The increases range from 8.5 percent Anthem Inc. in Virginia to 22.8% from CareFirst for its BlueChoice plans in Maryland. The average rate rise, however, in most states is around 10 percent, while the biggest carrier in Maine is keeping rates flat, the Journal says.
In Oregon, Moda Health Plan Inc. which has 75 percent of the state market with 117,000 enrollees, has applied for a 12.5% increase for next year. The carrier says it needs to boost its rates across the board to offset greater medical expenditures and a lesser payout from a fund designed to counter the cost of sick enrollees.

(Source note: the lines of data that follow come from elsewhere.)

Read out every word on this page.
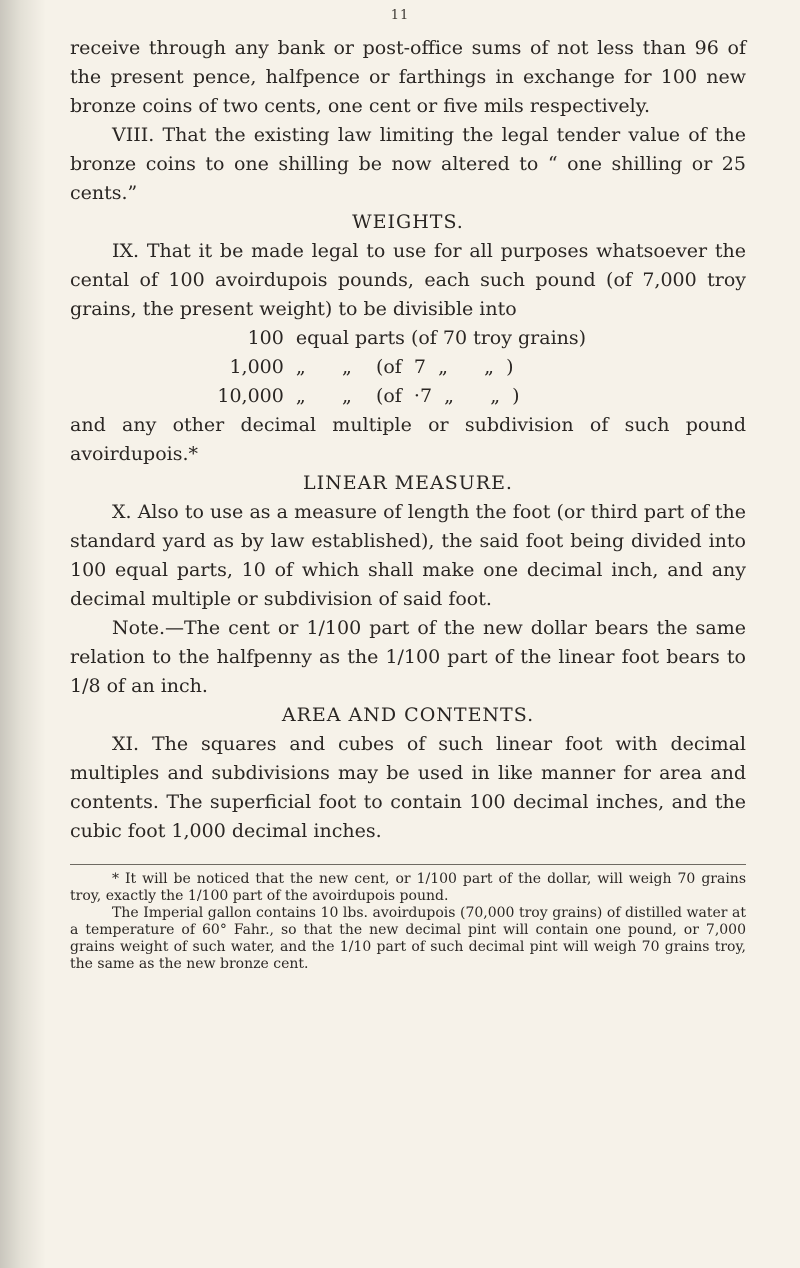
11

receive through any bank or post-office sums of not less than 96 of the present pence, halfpence or farthings in exchange for 100 new bronze coins of two cents, one cent or five mils respectively.

VIII. That the existing law limiting the legal tender value of the bronze coins to one shilling be now altered to “ one shilling or 25 cents.”

WEIGHTS.

IX. That it be made legal to use for all purposes whatsoever the cental of 100 avoirdupois pounds, each such pound (of 7,000 troy grains, the present weight) to be divisible into

100 equal parts (of 70 troy grains)
1,000 „      „    (of  7  „      „  )
10,000 „      „    (of  ·7  „      „  )

and any other decimal multiple or subdivision of such pound avoirdupois.*

LINEAR MEASURE.

X. Also to use as a measure of length the foot (or third part of the standard yard as by law established), the said foot being divided into 100 equal parts, 10 of which shall make one decimal inch, and any decimal multiple or subdivision of said foot.

Note.—The cent or 1/100 part of the new dollar bears the same relation to the halfpenny as the 1/100 part of the linear foot bears to 1/8 of an inch.

AREA AND CONTENTS.

XI. The squares and cubes of such linear foot with decimal multiples and subdivisions may be used in like manner for area and contents. The superficial foot to contain 100 decimal inches, and the cubic foot 1,000 decimal inches.

* It will be noticed that the new cent, or 1/100 part of the dollar, will weigh 70 grains troy, exactly the 1/100 part of the avoirdupois pound.

The Imperial gallon contains 10 lbs. avoirdupois (70,000 troy grains) of distilled water at a temperature of 60° Fahr., so that the new decimal pint will contain one pound, or 7,000 grains weight of such water, and the 1/10 part of such decimal pint will weigh 70 grains troy, the same as the new bronze cent.
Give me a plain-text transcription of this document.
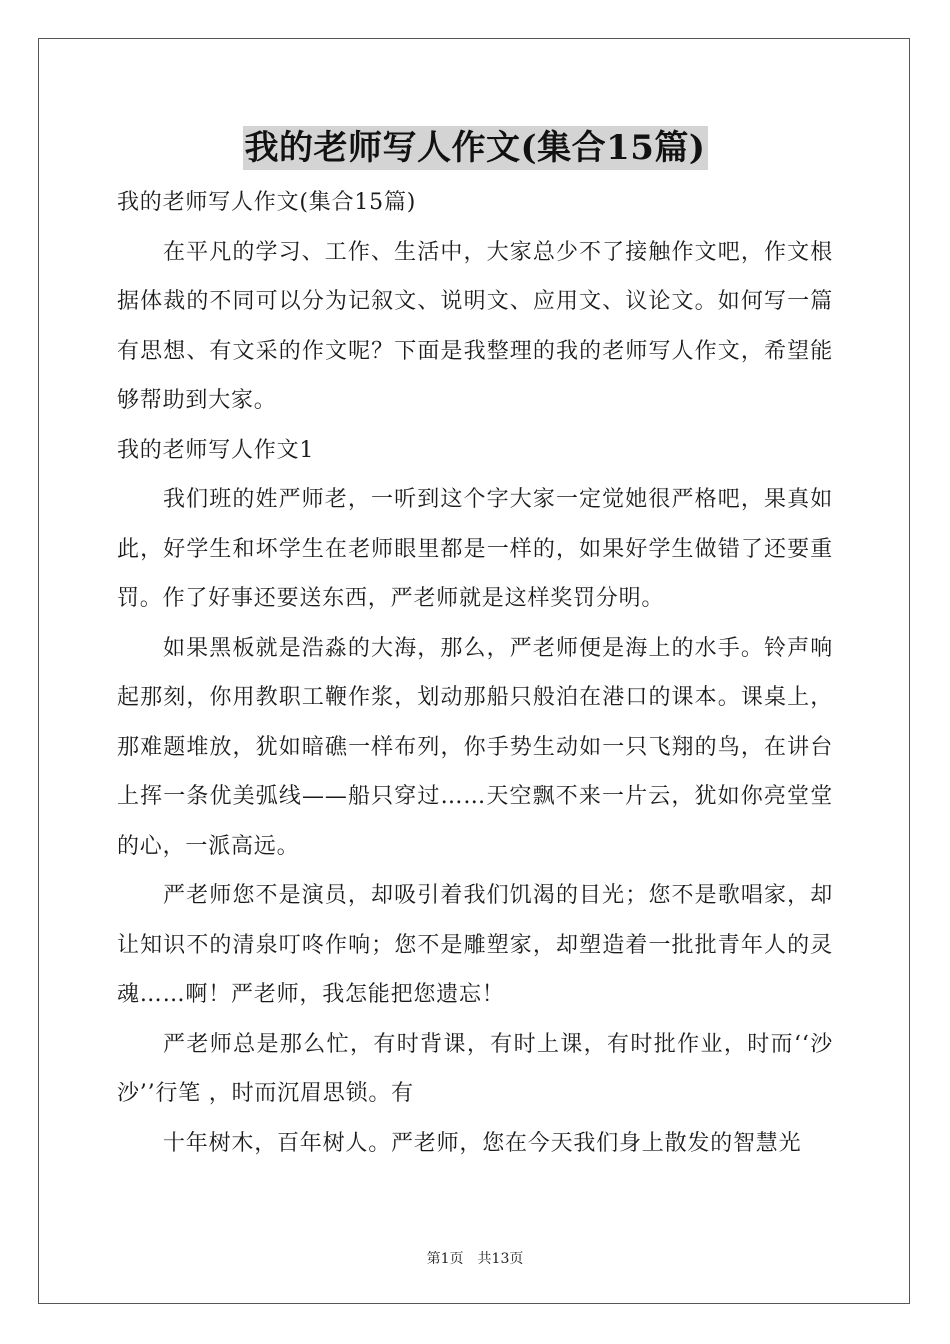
我的老师写人作文(集合15篇)

我的老师写人作文(集合15篇)

在平凡的学习、工作、生活中，大家总少不了接触作文吧，作文根据体裁的不同可以分为记叙文、说明文、应用文、议论文。如何写一篇有思想、有文采的作文呢？下面是我整理的我的老师写人作文，希望能够帮助到大家。

我的老师写人作文1

我们班的姓严师老，一听到这个字大家一定觉她很严格吧，果真如此，好学生和坏学生在老师眼里都是一样的，如果好学生做错了还要重罚。作了好事还要送东西，严老师就是这样奖罚分明。

如果黑板就是浩淼的大海，那么，严老师便是海上的水手。铃声响起那刻，你用教职工鞭作浆，划动那船只般泊在港口的课本。课桌上，那难题堆放，犹如暗礁一样布列，你手势生动如一只飞翔的鸟，在讲台上挥一条优美弧线——船只穿过……天空飘不来一片云，犹如你亮堂堂的心，一派高远。

严老师您不是演员，却吸引着我们饥渴的目光；您不是歌唱家，却让知识不的清泉叮咚作响；您不是雕塑家，却塑造着一批批青年人的灵魂……啊！严老师，我怎能把您遗忘！

严老师总是那么忙，有时背课，有时上课，有时批作业，时而‘‘沙沙’’行笔 ，时而沉眉思锁。有

十年树木，百年树人。严老师，您在今天我们身上散发的智慧光

第1页 共13页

But two Oregon plans are looking to undercut Moda by lowering their rates for next year. One of them, Oregon's Health CO-OP, a nonprofit start-up with fewer than 1,000 enrollees, plans to reduce rates by 21 percent.
Meanwhile, smaller carriers in Connecticut, Indiana, Maryland, Michigan, Oregon, Rhode Island and Washington, are looking to offer the cheapest rates in their states to consumers who want to buy silver plans for 2015, the Journal said.
The proposed increases by large carriers partly reflect the probable rise of medical inflation, projected of around 5.4 percent this year, according to Richard Evans, an analyst at SSR Health LLC, an investment-research firm in Montclair, New Jersey.
America's Health Insurance Plans, the main insurer lobbying group, maintains that prescription-drug have climbed steeply in recent months, pushing up the costs to healthcare companies.
"We have some very high $100,000 cancer drugs coming on at the end of the year," Karen Ignagni, the association's president and CEO told the newspaper.